Composing multiple MCP servers is powerful, but finding the right ones takes real trial and error. Part of the appeal of MCP is that you’re not limited to one server. Claude can have several connected at once and decide which tools to call for a given question. In practice, I went looking for a second server to pair with this one. I ran into the same wall a few times. A server that sounded like a great fit on paper turned out to be scoped to something adjacent to what I actually needed. Or its retrieval quality for the specific thing I was asking about wasn’t there yet. The ecosystem is moving fast, but “this MCP server exists for that vendor” and “this MCP server actually answers the question I have” are not the same thing yet. Budget time for that evaluation if you’re planning to stack servers.

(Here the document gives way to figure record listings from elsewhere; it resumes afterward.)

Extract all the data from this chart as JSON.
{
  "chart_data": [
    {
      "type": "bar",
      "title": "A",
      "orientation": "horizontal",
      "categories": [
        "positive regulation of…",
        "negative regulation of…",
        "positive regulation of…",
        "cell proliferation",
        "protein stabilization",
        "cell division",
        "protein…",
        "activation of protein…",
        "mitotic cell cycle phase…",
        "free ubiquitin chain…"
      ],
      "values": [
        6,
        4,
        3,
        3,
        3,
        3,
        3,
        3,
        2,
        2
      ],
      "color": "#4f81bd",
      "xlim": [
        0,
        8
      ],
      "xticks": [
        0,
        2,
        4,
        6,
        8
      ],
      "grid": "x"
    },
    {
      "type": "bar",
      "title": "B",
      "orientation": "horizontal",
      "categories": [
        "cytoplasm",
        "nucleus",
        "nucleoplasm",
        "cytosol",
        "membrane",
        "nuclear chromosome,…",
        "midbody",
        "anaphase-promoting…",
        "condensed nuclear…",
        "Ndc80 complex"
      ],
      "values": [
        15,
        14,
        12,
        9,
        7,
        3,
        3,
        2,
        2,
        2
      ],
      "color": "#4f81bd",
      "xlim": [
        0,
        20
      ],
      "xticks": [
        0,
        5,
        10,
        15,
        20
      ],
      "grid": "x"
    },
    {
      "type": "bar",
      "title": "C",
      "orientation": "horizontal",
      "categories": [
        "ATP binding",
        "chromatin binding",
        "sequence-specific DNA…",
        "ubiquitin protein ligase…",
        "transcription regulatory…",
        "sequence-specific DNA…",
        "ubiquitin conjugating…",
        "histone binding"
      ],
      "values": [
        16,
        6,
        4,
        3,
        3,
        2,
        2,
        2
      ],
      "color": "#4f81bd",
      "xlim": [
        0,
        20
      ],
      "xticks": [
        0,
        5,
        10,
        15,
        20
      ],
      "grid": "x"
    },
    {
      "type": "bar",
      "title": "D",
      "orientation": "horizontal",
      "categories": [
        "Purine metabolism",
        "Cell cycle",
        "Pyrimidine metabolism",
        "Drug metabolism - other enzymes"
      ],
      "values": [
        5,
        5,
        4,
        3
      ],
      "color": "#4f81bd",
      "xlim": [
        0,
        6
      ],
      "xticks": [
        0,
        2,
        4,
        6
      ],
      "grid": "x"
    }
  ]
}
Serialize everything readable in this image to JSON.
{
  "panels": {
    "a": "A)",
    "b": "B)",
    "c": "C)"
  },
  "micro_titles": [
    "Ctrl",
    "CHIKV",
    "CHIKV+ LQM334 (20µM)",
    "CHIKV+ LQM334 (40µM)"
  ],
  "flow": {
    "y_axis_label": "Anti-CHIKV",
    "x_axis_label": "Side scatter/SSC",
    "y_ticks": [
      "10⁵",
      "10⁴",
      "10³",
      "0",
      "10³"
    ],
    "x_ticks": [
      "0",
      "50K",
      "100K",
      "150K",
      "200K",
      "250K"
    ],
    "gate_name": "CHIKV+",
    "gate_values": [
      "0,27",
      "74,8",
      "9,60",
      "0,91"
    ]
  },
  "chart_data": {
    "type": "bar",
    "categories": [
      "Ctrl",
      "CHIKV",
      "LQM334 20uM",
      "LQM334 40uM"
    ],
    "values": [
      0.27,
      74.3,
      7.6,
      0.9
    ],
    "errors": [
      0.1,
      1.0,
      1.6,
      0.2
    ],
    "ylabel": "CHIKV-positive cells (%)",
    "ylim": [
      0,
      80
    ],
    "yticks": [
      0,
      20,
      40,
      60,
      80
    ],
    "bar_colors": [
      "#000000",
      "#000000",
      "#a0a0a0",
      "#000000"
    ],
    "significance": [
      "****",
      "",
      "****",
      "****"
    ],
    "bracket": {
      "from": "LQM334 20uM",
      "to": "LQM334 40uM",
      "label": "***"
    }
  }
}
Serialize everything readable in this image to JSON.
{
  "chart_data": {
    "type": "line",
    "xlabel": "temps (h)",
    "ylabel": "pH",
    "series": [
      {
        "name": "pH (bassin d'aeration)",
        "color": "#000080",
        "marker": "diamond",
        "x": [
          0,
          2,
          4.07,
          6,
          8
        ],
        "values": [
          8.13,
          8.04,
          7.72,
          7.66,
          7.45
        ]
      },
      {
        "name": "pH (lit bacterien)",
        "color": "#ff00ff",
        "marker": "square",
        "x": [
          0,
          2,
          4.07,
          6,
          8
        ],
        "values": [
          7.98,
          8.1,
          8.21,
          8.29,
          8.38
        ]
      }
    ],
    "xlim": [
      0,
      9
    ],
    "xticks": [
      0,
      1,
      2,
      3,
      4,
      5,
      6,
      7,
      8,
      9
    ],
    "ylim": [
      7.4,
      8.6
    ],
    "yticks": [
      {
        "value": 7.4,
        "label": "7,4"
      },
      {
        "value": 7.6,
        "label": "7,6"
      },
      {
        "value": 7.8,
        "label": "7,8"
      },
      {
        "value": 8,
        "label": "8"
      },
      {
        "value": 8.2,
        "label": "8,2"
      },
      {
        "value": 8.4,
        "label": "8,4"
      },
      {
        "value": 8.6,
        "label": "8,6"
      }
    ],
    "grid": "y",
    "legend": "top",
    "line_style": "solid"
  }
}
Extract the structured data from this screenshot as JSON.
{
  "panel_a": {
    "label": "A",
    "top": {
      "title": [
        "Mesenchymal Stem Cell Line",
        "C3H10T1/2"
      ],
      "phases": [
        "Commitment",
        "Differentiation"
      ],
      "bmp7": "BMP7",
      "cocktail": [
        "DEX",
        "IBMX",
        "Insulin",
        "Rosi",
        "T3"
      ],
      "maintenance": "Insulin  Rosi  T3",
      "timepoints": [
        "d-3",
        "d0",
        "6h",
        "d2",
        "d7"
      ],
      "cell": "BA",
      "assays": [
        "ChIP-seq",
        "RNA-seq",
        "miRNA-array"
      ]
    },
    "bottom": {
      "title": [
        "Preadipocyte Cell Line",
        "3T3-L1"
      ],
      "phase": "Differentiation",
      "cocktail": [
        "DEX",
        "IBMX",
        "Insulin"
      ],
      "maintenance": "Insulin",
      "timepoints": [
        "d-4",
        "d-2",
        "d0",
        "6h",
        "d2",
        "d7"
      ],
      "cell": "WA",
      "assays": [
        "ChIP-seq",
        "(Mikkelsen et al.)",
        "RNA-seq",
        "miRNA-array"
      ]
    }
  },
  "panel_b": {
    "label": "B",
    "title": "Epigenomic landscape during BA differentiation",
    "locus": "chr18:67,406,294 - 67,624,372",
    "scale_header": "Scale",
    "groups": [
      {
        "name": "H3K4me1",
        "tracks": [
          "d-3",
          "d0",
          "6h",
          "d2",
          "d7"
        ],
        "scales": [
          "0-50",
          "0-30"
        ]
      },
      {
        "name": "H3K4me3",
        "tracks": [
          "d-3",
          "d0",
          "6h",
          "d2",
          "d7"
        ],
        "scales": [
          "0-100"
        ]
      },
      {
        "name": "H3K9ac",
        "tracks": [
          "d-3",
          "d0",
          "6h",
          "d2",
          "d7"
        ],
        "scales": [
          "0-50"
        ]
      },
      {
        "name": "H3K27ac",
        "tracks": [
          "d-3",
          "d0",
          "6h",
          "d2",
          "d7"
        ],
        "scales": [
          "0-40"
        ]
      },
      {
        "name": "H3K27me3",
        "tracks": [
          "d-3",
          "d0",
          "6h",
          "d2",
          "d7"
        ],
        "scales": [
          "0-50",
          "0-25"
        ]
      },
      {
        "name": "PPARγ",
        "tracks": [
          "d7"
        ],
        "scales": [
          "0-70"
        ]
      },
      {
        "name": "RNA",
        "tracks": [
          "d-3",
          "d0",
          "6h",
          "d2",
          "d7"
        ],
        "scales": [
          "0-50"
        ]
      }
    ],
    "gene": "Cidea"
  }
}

Claude Code took noticeably longer than Claude Desktop for the same query. I ran the identical headline OSPF query through Claude Code using the same .mcp.json config, and it took about 2.5 minutes versus roughly 30 seconds in Claude Desktop. The likely reason isn’t that Claude Code is “slower” at reasoning. I have a number of other plugins and MCP servers configured in Claude Code, and it has to work out which of those tools are relevant before it gets to the network-assistant ones. Claude Desktop, in this test, only had the one MCP server pointed at it. If you’re running Claude Code with a heavily loaded plugin setup, expect tool selection overhead that a clean Claude Desktop install won’t have.

Get The Artifact

Everything in this post, the server code, the inventory file, the CML lab topology, and example queries, is on GitHub:

github.com/GTalksTech/netops-toolkit/tree/main/scripts/netmiko/mcp-network-assistant

Clone it, import the topology into CML, run uv sync, and inventory.yaml will work against the lab unmodified. The README covers the full setup for both Claude Desktop and Claude Code.